3. A definição de hierarquia na cobrança judicial dos créditos da dívida pública da União aos Estados e Distrito Federal e esses aos Municípios descumpre o princípio federativo e contraria o inc. III do art. 19 da Constituição da República de 1988.
4. Cancelamento da Súmula n. 563 deste Supremo Tribunal editada com base na Emenda Constitucional n. 1/69 à Carta de 1967.
5. Arguição de descumprimento de preceito fundamental julgada procedente para declarar não recepcionadas pela Constituição da República de 1988 as normas previstas no parágrafo único do art. 187 da Lei n. 5.172/1966 (Código Tributário Nacional) e no parágrafo único do art. 29 da Lei n. 6.830/1980 (Lei de Execuções Fiscais).
(ADPF 357, Relator(a): CÁRMEN LÚCIA, Tribunal Pleno, julgado em 24-06-2021, PROCESSO ELETRÔNICO DJe-200 DIVULG 06-10-2021 PUBLIC 07-10-2021)
Nesse contexto, a concorrência entre credores com idêntico privilégio material ao produto da arrematação deve ser resolvida pelo critério da ordem cronológica ou anterioridade na constituição do crédito, visto que a preferência decorre de sua natureza especial - aspecto estritamente material -, mostrando-se inapropriado o critério de anterioridade da penhora para garantia de sua satisfação, até porque a constrição patrimonial sequer é exigida para estabelecimento da preferência.

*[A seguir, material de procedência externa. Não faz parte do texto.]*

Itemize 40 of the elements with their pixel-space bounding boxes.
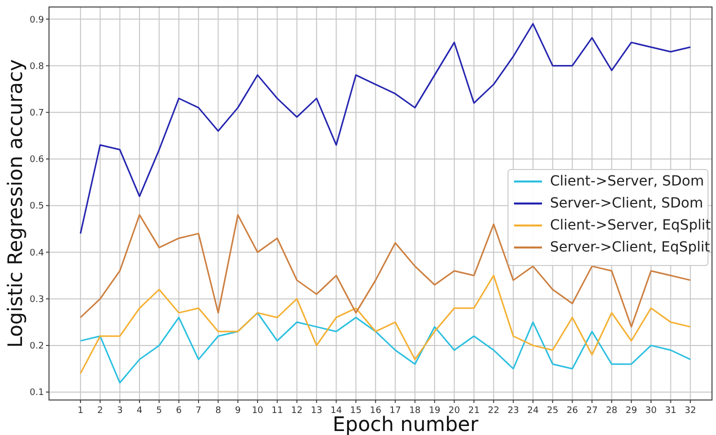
x-tick-label: 2 (97, 406, 104, 416)
x-tick-label: 24 (527, 406, 539, 416)
y-axis-title: Logistic Regression accuracy (3, 59, 27, 348)
y-tick-label: 0.5 (30, 202, 44, 212)
line-series (80, 274, 692, 374)
x-tick-label: 11 (271, 406, 283, 416)
x-tick-label: 7 (196, 406, 202, 416)
y-tick-label: 0.1 (30, 388, 44, 398)
x-tick-label: 27 (586, 406, 598, 416)
y-tick-label: 0.4 (30, 248, 44, 258)
x-tick-label: 25 (546, 406, 558, 416)
y-tick-label: 0.8 (30, 62, 44, 72)
legend-label: Server->Client, EqSplit (550, 240, 711, 256)
x-tick-label: 10 (252, 406, 264, 416)
x-tick-label: 5 (156, 406, 162, 416)
y-tick-label: 0.7 (30, 108, 44, 119)
legend-label: Client->Server, EqSplit (550, 218, 712, 234)
x-tick-label: 13 (310, 406, 322, 416)
x-tick-label: 23 (508, 406, 520, 416)
x-tick-label: 26 (566, 406, 578, 416)
x-tick-label: 4 (136, 406, 143, 416)
x-tick-label: 32 (684, 406, 696, 416)
x-tick-label: 30 (645, 406, 658, 416)
x-tick-label: 31 (664, 406, 676, 416)
x-tick-label: 28 (606, 406, 618, 416)
x-tick-label: 3 (116, 406, 123, 416)
x-tick-label: 29 (626, 406, 638, 416)
x-tick-label: 1 (78, 406, 84, 416)
line-series (80, 312, 692, 384)
y-tick-label: 0.3 (30, 294, 44, 305)
x-tick-label: 6 (176, 406, 182, 416)
x-tick-label: 8 (215, 406, 222, 416)
y-tick-label: 0.2 (30, 342, 44, 352)
y-tick-label: 0.9 (30, 15, 44, 26)
y-tick-label: 0.6 (30, 155, 44, 166)
x-tick-label: 9 (235, 406, 241, 416)
x-tick-label: 12 (291, 406, 303, 416)
x-tick-label: 22 (488, 406, 500, 416)
legend-label: Client->Server, SDom (550, 174, 704, 190)
legend-label: Server->Client, SDom (550, 196, 704, 212)
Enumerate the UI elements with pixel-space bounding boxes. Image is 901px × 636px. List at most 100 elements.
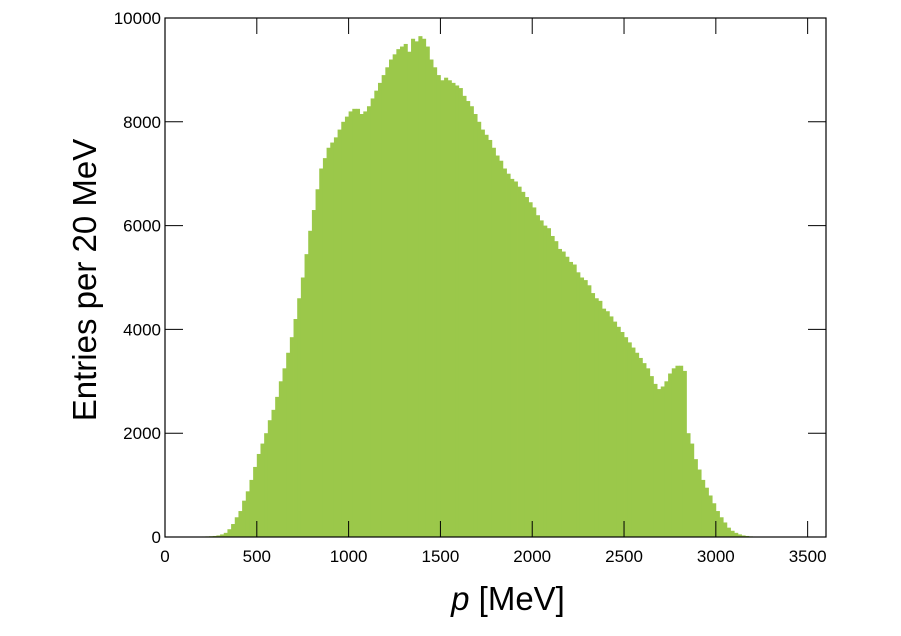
x-tick-label: 3000 xyxy=(697,547,735,566)
bar xyxy=(385,67,390,538)
bar xyxy=(528,202,533,537)
bar xyxy=(480,129,485,537)
bar xyxy=(400,46,405,538)
x-tick-label: 2500 xyxy=(605,547,643,566)
bar xyxy=(396,49,401,537)
bar xyxy=(477,121,482,538)
bar xyxy=(572,264,577,537)
bar xyxy=(590,293,596,537)
bar xyxy=(422,38,427,537)
bar xyxy=(282,368,287,537)
bar xyxy=(418,36,423,537)
bar xyxy=(359,114,364,537)
bar xyxy=(451,82,456,537)
bar xyxy=(543,225,548,537)
bar xyxy=(249,479,254,537)
bar xyxy=(363,111,368,538)
bar xyxy=(565,256,570,537)
x-tick-label: 2000 xyxy=(513,547,551,566)
bar xyxy=(377,82,383,537)
bar xyxy=(414,41,419,537)
bar xyxy=(613,321,618,537)
bar xyxy=(495,155,500,537)
x-tick-label: 500 xyxy=(243,547,271,566)
y-axis-label: Entries per 20 MeV xyxy=(66,139,103,421)
bar xyxy=(389,59,394,538)
x-axis-symbol: p xyxy=(450,580,469,617)
bar xyxy=(300,277,305,537)
bar xyxy=(734,532,739,537)
bar xyxy=(568,261,574,537)
bar xyxy=(726,527,731,537)
bar xyxy=(532,207,537,537)
bar xyxy=(737,534,742,537)
x-axis-unit: [MeV] xyxy=(479,580,565,617)
bar xyxy=(682,370,687,537)
bar xyxy=(620,331,625,537)
bar xyxy=(381,75,386,537)
bar xyxy=(499,160,504,537)
bar xyxy=(675,365,680,537)
bar xyxy=(344,116,350,538)
bar xyxy=(271,409,276,537)
bar xyxy=(429,59,434,538)
bar xyxy=(539,220,544,537)
bar xyxy=(660,386,665,537)
y-tick-label: 10000 xyxy=(114,9,161,28)
bar xyxy=(469,106,474,537)
bar xyxy=(440,80,445,537)
bar xyxy=(458,88,463,537)
bar xyxy=(712,503,717,537)
bar xyxy=(238,511,243,537)
bar xyxy=(462,95,467,537)
bar xyxy=(289,337,294,537)
bar xyxy=(425,46,430,538)
bar xyxy=(341,121,346,538)
bar xyxy=(304,254,309,537)
bar xyxy=(638,357,643,537)
bar xyxy=(513,181,518,538)
bar xyxy=(631,347,636,537)
bar xyxy=(601,308,607,537)
bar xyxy=(502,168,507,537)
bar xyxy=(693,459,698,537)
bar xyxy=(374,90,379,537)
bar xyxy=(521,191,526,538)
bar xyxy=(587,285,592,537)
bar xyxy=(554,241,559,538)
bar xyxy=(311,210,316,537)
bar xyxy=(557,248,562,537)
bar xyxy=(256,453,261,537)
bar xyxy=(664,381,669,537)
bar xyxy=(668,373,673,537)
bar xyxy=(319,168,324,537)
bar xyxy=(234,517,239,537)
bar xyxy=(609,316,614,537)
bar xyxy=(649,376,654,537)
bar xyxy=(594,298,599,537)
bar xyxy=(627,342,632,537)
bar xyxy=(330,142,335,537)
bar xyxy=(579,277,585,537)
bar xyxy=(583,280,588,537)
bar xyxy=(561,251,566,538)
x-tick-label: 1000 xyxy=(330,547,368,566)
bar xyxy=(355,108,361,537)
bar xyxy=(223,532,228,537)
bar xyxy=(605,311,610,537)
bar xyxy=(326,147,331,537)
bar xyxy=(220,534,225,537)
bar xyxy=(447,80,452,537)
bar xyxy=(337,129,342,537)
bar xyxy=(550,235,555,538)
bar xyxy=(741,535,746,537)
bar xyxy=(231,524,236,537)
bar xyxy=(730,530,735,537)
bar xyxy=(671,368,676,537)
bar xyxy=(723,522,728,537)
bar xyxy=(642,363,647,537)
x-axis-label: p [MeV] xyxy=(450,580,565,617)
bar xyxy=(719,517,724,537)
plot-frame xyxy=(164,17,827,538)
bar xyxy=(697,469,702,537)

Desse modo, intimem-se a UNIÃO - FAZENDA NACIONAL, o ESTADO DO RIO GRANDE DO SUL e o MUNICÍPIO DE FLORES DA CUNHA acerca das considerações acima expendidas, em atenção ao disposto no art. 10 do CPC, bem como para que, no prazo de 30 (trinta) dias, informem e comprovem a natureza e a data de constituição da totalidade de seus créditos, incluindo não somente aqueles indicados nos presentes autos, mas também outros que estejam pendentes de satisfação e se encontrem em curso de cobrança executiva.
Intime-se, ainda, o BANCO DO ESTADO DO RIO GRANDE DO SUL – BANRISUL S/A para que formule eventual pretensão ao recebimento do produto da arrematação, no prazo de 15 (quinze) dias.
Por fim, em resposta ao ofício recebido da Vara Judicial da Comarca de Flores da Cunha (evento 323, DESP2), oriundo da Execução Fiscal nº 5000140-31.2016.8.21.0097/RS, movida pelo Estado do Rio Grande do Sul em desfavor da executada, informe-se que a pretensão de reserva do produto da arrematação já foi deduzida diretamente pelo ente estadual exequente perante este Juízo e será apreciada em conformidade com o disposto nos arts. 908 e 909 do Código de Processo Civil. Sirva cópia deste despacho como ofício.
Recebidas as manifestações dos credores, retornem os autos conclusos para deliberação quanto à destinação do produto da arrematação.